True for Apple, untrue for DVD, which for 720x480 is a 3:2 "frame".

720 is higher resolution than 640, so, for Apple SD, there will still be the knock
against it that it is still "sub DVD" quality. Some hoped that Apple SD anamorphic
would be just an H.264 version of the MPEG-2 DVD bits at the same rez.
Perhaps the Broadcom decoder in the iPods are limited to downsampling
640-wide with PAR, or maybe this is a studio-imposed deal.

But for a dollar more, this all changes.
post #179 of 180
The latest version of Handbrake supports encoding of 5.1 into MP4 files that can playback on ATV. I can vouch for the fact that it works brilliantly.
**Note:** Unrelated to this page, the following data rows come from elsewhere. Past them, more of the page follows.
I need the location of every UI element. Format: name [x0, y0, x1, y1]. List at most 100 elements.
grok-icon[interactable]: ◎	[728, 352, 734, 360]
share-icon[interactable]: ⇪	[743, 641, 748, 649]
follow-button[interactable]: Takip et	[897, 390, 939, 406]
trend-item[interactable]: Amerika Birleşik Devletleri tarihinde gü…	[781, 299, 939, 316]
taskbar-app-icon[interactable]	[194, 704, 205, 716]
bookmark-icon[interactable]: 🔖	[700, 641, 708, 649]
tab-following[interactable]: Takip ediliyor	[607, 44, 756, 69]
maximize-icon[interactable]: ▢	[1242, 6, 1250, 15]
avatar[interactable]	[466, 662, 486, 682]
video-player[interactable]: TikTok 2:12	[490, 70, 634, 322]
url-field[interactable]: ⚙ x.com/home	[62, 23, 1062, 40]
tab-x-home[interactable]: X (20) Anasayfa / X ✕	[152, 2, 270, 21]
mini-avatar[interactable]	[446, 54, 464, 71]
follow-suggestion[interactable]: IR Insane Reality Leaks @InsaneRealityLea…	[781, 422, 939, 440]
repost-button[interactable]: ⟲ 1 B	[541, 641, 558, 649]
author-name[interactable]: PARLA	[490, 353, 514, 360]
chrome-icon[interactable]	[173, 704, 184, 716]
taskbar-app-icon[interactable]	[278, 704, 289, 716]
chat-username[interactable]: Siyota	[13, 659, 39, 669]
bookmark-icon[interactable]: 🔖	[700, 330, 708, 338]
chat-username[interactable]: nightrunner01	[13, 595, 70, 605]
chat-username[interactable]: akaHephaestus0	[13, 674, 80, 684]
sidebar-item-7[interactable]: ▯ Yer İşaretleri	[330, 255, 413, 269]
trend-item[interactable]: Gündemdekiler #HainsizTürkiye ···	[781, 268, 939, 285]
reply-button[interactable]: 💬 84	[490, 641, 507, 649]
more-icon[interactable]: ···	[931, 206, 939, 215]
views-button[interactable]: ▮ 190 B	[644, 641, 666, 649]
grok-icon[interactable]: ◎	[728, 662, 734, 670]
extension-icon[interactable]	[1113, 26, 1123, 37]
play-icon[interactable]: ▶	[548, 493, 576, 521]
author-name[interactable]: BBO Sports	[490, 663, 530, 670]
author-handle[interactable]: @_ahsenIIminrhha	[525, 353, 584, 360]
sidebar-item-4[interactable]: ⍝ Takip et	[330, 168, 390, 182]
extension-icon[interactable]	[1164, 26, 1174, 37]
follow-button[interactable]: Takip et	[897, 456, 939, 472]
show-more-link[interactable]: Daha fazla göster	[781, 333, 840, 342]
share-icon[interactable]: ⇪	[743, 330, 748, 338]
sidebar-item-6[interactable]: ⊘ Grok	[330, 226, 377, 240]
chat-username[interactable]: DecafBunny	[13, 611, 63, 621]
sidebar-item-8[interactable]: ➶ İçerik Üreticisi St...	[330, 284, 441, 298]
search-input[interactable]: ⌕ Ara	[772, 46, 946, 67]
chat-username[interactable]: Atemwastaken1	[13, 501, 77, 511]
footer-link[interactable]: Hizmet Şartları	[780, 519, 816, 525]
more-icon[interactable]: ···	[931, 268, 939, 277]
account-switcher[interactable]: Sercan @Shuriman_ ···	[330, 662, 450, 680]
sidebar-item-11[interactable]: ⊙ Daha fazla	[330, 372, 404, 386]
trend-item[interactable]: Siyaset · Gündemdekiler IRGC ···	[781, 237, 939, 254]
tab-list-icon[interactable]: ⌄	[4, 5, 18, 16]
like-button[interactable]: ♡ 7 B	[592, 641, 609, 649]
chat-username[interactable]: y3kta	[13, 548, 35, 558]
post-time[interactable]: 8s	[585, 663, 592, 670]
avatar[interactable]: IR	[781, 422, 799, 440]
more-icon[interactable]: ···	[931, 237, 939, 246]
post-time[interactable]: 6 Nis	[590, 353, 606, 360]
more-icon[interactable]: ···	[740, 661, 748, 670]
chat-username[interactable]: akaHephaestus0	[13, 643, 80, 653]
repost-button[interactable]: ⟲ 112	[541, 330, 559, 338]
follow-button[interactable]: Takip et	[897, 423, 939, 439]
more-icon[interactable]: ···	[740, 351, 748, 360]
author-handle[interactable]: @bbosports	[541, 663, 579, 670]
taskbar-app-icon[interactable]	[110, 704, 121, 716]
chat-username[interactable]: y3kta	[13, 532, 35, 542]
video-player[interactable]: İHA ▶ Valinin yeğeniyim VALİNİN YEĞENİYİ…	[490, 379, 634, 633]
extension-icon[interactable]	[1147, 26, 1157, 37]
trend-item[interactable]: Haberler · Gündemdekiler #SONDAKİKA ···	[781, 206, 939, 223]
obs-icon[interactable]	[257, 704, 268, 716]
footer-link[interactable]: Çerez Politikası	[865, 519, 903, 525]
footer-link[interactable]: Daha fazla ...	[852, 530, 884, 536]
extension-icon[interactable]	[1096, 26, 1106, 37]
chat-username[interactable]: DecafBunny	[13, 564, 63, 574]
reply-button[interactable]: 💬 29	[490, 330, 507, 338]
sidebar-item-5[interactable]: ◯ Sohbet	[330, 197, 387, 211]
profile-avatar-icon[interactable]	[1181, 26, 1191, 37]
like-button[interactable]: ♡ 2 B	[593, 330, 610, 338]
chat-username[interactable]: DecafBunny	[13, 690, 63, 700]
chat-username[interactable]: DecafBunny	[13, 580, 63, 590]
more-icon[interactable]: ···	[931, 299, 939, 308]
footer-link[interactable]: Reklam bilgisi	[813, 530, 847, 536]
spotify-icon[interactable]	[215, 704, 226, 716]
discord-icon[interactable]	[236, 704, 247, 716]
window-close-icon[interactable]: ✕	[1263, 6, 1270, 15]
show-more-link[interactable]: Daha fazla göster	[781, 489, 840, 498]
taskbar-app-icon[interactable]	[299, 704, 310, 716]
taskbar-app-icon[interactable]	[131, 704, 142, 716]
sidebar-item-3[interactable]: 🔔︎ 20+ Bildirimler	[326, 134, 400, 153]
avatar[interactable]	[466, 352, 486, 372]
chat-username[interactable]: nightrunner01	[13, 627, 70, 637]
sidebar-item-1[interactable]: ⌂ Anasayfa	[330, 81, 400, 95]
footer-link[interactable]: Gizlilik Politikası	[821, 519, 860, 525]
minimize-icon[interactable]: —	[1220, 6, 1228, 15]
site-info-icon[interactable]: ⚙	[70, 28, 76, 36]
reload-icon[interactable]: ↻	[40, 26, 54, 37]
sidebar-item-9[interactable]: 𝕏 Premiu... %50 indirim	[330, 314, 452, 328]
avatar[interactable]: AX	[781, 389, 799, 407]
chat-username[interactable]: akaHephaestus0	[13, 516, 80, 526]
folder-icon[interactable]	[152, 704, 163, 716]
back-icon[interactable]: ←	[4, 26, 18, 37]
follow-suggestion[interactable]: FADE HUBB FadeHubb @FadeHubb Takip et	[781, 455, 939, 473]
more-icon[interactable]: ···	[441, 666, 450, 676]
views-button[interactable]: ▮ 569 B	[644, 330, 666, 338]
I encoded several movies yesterday including "War", "The Mask of Zorro" and a Groove Armada Concert DVD. I did all three with the ATV preset with 2 pass encoding and AC3. Results are awesome. I cannot tell the difference between the encoded file and the DVD (on an upconverting Pioneer Elite DVD player to a 50" Pioneer Plasma). The Handbrake guys have knocked it out of the park with this latest release.
post #180 of 180
I was wondering when you sync content onto Apple TV if you can delete it from your iTunes library so it does not take room up on your computer?

Also, is there anything under settings to get a new source, say from Time Machine?